Blue is the Warmest Color starts off as a tale of erotic discovery. Adele does not identify as gay, yet she finds herself attracted to women and blossoms sexually once she surrenders to her desires. Exarchopoulos does a brilliant job of depicting all the fear and uncertainty that Adele feels. Like most teens, she's experiencing these burgeoning, occasionally-confusing feelings, and doesn't entirely know what to do with them. The film effectively shows her opening herself up, being willing to share her desirous impulses with Emma, and finding a certain liberation as a result. From there, Blue expands outward to encompass the very notion of first love. Adele's feelings for Emma are so strong that they can barely contain themselves – and sometimes they don't. She undermines herself, allowing her head to cast doubt upon her heart. Kechiche asks the question, “What do you do after you've been sexually liberated?” This young woman finds herself with feelings every bit as intense as her most powerful orgasm, yet sustaining a relationship is a lot harder than achieving sexual release.
A three-hour running time may sound long for the subject matter (and, to a small extent, that's true), but Blue is the Warmest Color uses its length to take us deep inside the relationship. We don't just see it grow, we feel it. Time is spent showing how Adele slowly accepts her feelings of longing for another woman, and in creating the bond that forms between she and Emma. In doing so, the film earns every emotion. This union feels authentic, because enough care was taken to make it honest and real. Both actresses work jointly to create something identifiable to audiences, no matter whether they're straight or gay. It's some truly beautiful work.
The only real drawback, ironically, is the sex. Does it need to be here? Yes, it's absolutely vital. Does it need to be graphic? Yes on that count, too. However, the sex scenes go on for so long, and put the two leads into so many contorted positions, that it becomes a bit distancing. We get the point, but then Kechiche allows them to go on and on, almost to a point of seeming comical. I stopped investing in the major discovery happening between the characters and started to think about peripheral things, like whether it was uncomfortable for the actresses to perform so explicitly in front of a camera and a bunch of crew members. I started to wonder how they simulated things that looked so real. In other words, I started to see Adele Exarchopoulos and Lea Seydoux rather than Adele and Emma. This is most definitely not the fault of the actresses, but rather of the director, who may have been temporarily allowing his carefully-crafted work of art to bleed over into shock value.
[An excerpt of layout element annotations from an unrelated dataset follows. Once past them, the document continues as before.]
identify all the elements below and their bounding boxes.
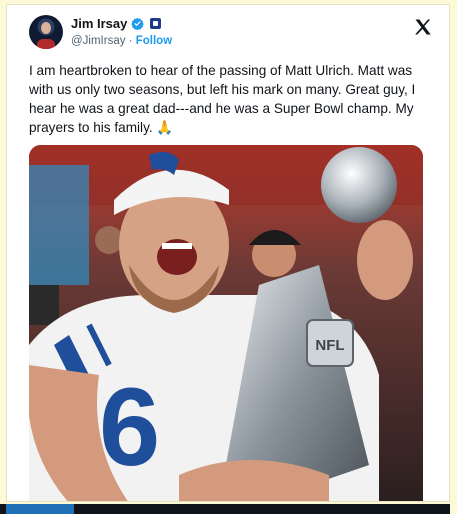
avatar-shirt	[37, 39, 55, 49]
tweet-text: I am heartbroken to hear of the passing …	[29, 63, 416, 135]
avatar[interactable]	[29, 15, 63, 49]
author-name[interactable]: Jim Irsay	[71, 16, 127, 31]
author-handle-row: @JimIrsay · Follow	[71, 35, 172, 47]
affiliate-badge-icon	[150, 18, 162, 29]
avatar-face	[41, 22, 51, 34]
follow-button[interactable]: Follow	[136, 35, 172, 47]
author-name-row: Jim Irsay	[71, 16, 162, 31]
tweet-card: Jim Irsay @JimIrsay · Follow I am heartb…	[6, 4, 450, 502]
bottom-bar-accent	[6, 504, 74, 514]
photo-illustration: 6 NFL	[29, 145, 423, 501]
tweet-header: Jim Irsay @JimIrsay · Follow	[29, 15, 435, 55]
bottom-bar	[0, 504, 450, 514]
separator: ·	[128, 35, 133, 47]
x-logo-icon[interactable]	[413, 17, 433, 37]
author-handle[interactable]: @JimIrsay	[71, 35, 125, 47]
verified-badge-icon	[131, 17, 145, 30]
tweet-photo[interactable]: 6 NFL	[29, 145, 423, 501]
trophy-label: NFL	[315, 337, 344, 354]
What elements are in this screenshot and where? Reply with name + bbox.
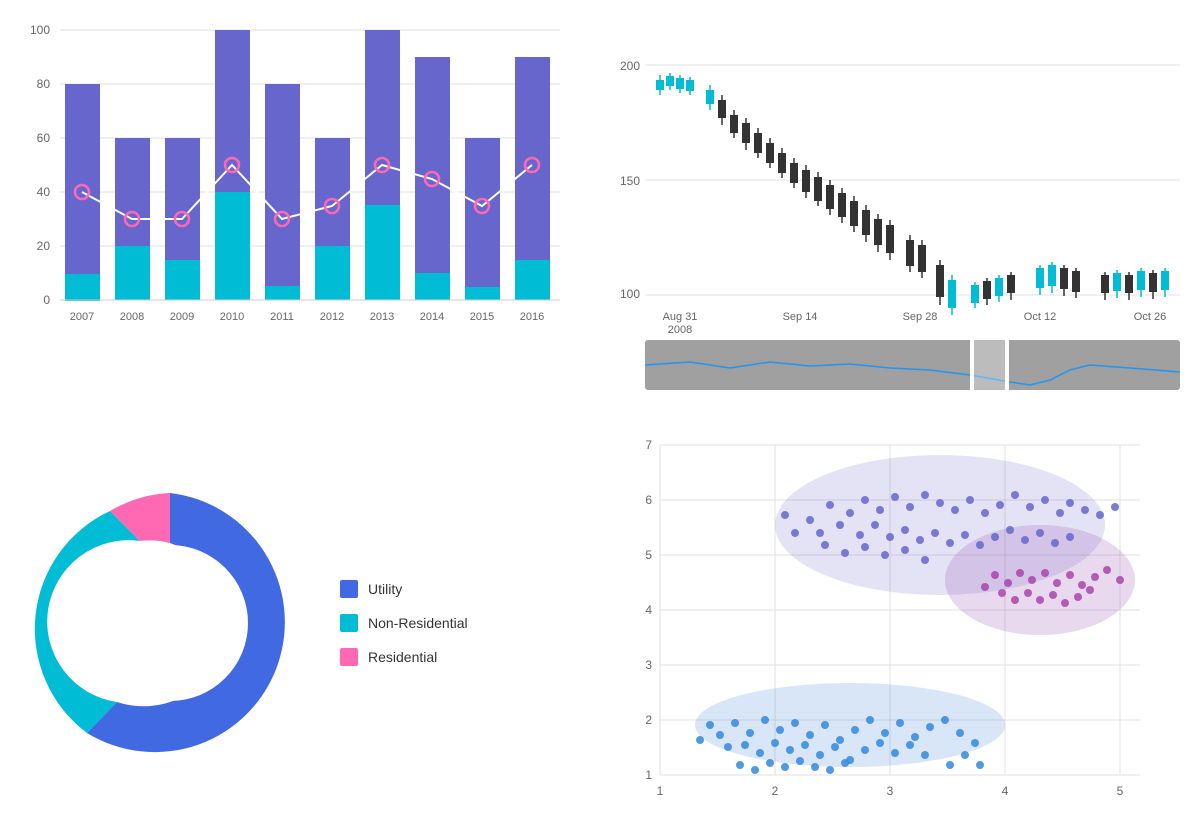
x-label: Aug 31 (663, 311, 698, 323)
y-label: 150 (620, 174, 640, 188)
svg-text:2: 2 (772, 784, 779, 798)
legend-residential-label: Residential (368, 649, 437, 665)
x-label: 2010 (220, 311, 244, 323)
bar-cyan (465, 287, 500, 300)
cluster2-ellipse (945, 525, 1135, 635)
x-label: 2015 (470, 311, 494, 323)
cluster3-ellipse (695, 683, 1005, 767)
x-label: 2012 (320, 311, 344, 323)
svg-text:4: 4 (1002, 784, 1009, 798)
svg-text:80: 80 (37, 77, 51, 91)
bar-blue (265, 84, 300, 300)
scatter-chart: 1 2 3 4 5 6 7 1 2 3 4 5 (600, 415, 1200, 830)
bar-cyan (365, 205, 400, 300)
donut-hole (92, 545, 248, 701)
svg-text:40: 40 (37, 185, 51, 199)
bar-cyan (315, 246, 350, 300)
svg-text:100: 100 (30, 23, 50, 37)
bar-cyan (115, 246, 150, 300)
svg-text:60: 60 (37, 131, 51, 145)
svg-text:0: 0 (43, 293, 50, 307)
donut-chart-cell: Utility Non-Residential Residential (0, 415, 600, 830)
x-label: 2007 (70, 311, 94, 323)
x-label: Oct 26 (1134, 311, 1166, 323)
svg-text:20: 20 (37, 239, 51, 253)
bar-blue (465, 138, 500, 300)
x-label: 2009 (170, 311, 194, 323)
svg-text:5: 5 (1117, 784, 1124, 798)
legend-residential-color (340, 648, 358, 666)
x-label: Oct 12 (1024, 311, 1056, 323)
svg-text:2: 2 (645, 713, 652, 727)
svg-text:1: 1 (657, 784, 664, 798)
y-label: 200 (620, 59, 640, 73)
svg-text:3: 3 (887, 784, 894, 798)
x-label: 2014 (420, 311, 444, 323)
legend-utility-color (340, 580, 358, 598)
svg-text:1: 1 (645, 768, 652, 782)
chart-legend: Utility Non-Residential Residential (340, 580, 468, 666)
x-label: 2008 (668, 324, 692, 336)
bar-cyan (165, 260, 200, 300)
x-label: 2013 (370, 311, 394, 323)
legend-utility: Utility (340, 580, 468, 598)
svg-text:6: 6 (645, 493, 652, 507)
svg-text:7: 7 (645, 438, 652, 452)
svg-text:4: 4 (645, 603, 652, 617)
legend-nonresidential-label: Non-Residential (368, 615, 468, 631)
bar-cyan (415, 273, 450, 300)
legend-nonresidential: Non-Residential (340, 614, 468, 632)
x-label: 2016 (520, 311, 544, 323)
candlestick-chart: 200 150 100 (600, 0, 1200, 415)
legend-utility-label: Utility (368, 581, 402, 597)
legend-nonresidential-color (340, 614, 358, 632)
x-label: Sep 14 (783, 311, 818, 323)
x-label: 2011 (270, 311, 294, 323)
bar-line-chart: 0 20 40 60 80 100 (0, 0, 600, 415)
y-label: 100 (620, 287, 640, 301)
bar-cyan (215, 192, 250, 300)
x-label: 2008 (120, 311, 144, 323)
legend-residential: Residential (340, 648, 468, 666)
svg-text:5: 5 (645, 548, 652, 562)
svg-text:3: 3 (645, 658, 652, 672)
bar-cyan (65, 274, 100, 301)
bar-cyan (515, 260, 550, 300)
x-label: Sep 28 (903, 311, 938, 323)
bar-cyan (265, 286, 300, 300)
This, however, should not be seen as a deterrent. Blue is the Warmest Color is, by a wide margin, a sensitive and beautiful film – one that contains genuine insight into the power of human connection, be it romantic, sexual, or some combination of both. It is based on the first two chapters of a French graphic novel, suggesting that a follow-up could be in the works someday. I, for one, would welcome the chance to see where Adele goes in the future, now that she's accepted herself as both a sexual being and a person capable of experiencing intense emotions for someone else, for better and for worse.
( 1/2 out of four)
Blue is the Warmest Color is rated NC-17 for explicit sexual content. The running time is 2 hours and 52 minutes.